我見を断ずるとは、知見上の煩悩惑、すなわち見惑を断ずることを指します。見惑には、意識の知見上の迷いがあるのみならず、最も重要なのは意根が無始劫以来にわたる知見上の迷いです。見惑は見道時に断ずべき知見上の煩悩であり、すなわち不正確な知見を断除することであり、主に第六識・第七識の誤った知見と観点を含みます。思惑は修道時に断ずべき思想観念上の煩悩であり、貪欲・瞋恚・愚痴・慢心などの煩悩惑を指します。

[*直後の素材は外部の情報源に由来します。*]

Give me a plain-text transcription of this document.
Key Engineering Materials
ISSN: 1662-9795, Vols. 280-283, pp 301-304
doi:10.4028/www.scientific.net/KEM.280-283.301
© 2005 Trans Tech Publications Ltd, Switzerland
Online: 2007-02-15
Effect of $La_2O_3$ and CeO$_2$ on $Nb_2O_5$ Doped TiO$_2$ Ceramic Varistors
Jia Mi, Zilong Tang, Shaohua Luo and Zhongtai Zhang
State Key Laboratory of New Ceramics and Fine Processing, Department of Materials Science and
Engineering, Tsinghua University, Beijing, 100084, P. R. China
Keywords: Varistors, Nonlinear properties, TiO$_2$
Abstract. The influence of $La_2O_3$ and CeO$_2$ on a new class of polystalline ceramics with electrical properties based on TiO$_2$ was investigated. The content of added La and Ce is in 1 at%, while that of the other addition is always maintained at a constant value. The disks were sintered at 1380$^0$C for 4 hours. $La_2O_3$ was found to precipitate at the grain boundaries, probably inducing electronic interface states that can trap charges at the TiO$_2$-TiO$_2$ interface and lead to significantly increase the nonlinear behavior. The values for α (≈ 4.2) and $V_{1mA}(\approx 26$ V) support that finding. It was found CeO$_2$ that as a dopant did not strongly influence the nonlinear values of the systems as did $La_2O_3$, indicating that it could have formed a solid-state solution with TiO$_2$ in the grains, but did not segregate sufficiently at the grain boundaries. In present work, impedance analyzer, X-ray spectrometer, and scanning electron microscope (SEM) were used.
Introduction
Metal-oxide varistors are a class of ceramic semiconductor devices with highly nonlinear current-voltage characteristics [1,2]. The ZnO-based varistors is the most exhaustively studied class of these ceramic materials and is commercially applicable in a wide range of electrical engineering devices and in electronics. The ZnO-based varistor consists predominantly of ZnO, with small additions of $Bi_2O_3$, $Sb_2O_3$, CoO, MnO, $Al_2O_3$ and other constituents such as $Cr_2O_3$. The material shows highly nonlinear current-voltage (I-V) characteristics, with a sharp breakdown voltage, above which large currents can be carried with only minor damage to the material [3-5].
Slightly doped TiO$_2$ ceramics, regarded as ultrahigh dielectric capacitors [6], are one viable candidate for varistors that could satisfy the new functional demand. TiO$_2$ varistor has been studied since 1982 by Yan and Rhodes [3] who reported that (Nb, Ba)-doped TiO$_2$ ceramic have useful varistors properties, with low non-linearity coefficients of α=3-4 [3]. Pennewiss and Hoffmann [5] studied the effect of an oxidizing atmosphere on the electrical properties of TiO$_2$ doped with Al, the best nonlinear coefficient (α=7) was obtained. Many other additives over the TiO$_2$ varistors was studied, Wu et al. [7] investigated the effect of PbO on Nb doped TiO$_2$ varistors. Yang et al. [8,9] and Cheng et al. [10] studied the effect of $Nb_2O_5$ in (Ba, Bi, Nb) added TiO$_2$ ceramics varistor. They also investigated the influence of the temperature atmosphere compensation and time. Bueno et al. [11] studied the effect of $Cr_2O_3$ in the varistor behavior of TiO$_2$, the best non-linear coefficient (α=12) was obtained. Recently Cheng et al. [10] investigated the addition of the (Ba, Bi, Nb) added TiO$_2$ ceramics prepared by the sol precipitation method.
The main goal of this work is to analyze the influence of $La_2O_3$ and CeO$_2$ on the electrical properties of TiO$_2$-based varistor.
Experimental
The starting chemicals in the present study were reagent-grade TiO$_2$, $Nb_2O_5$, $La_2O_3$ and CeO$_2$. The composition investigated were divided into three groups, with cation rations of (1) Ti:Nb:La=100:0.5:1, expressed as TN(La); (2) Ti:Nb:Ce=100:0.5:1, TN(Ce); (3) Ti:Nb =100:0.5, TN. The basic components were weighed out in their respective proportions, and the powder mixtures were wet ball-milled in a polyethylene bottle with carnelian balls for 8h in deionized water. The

見惑は初果を証得する際に断たれ、思惑は三果と四果の時に断たれます。すなわち初禅を証得した後に初めて断ち始めることができます。貪愛と瞋恚を断つのは三果の者であり、一念の無明愚痴我執を断つのは四果の者です。また意根の我見も見惑に属し、知見上の煩悩惑であり、初めて見道する際に断ずべきものです。意根の思惑煩悩は二果時に降伏させ、三果時に断除を開始し、完全に断尽するのは四果の者であり、八地菩薩に相当します。
初果で我見を断つ場合、必ず意根の我見を含みます。もし意根の我見を含まないならば、初果を証得することは極めて容易なこととなります。しかし実際には容易ではなく、多くの人々が阿含経を一生学んでも初果を証得できません。実際、多くの人々の意識は一切の法が虚妄であり、夢幻泡影の如きものであることを理解していても、我見を断つことができず、初果の者となることができないのです。
意識心の我見は断除し易く、これは慧が強く、法を聞けば即ち思惟観行することができ、我見と無明を容易に破ることができるためです。しかし意根は比較的困難であり、意根の我見と無明が根深く固着しており、意根の智慧が弱く、接触した法義を速やかに理解することができず、必ず意識の思惟力に依拠し、意識が提供する資料とデータを必要とし、それらを参考にして初めて意根が無我の理を思量確認し、我見を断除することができるのです。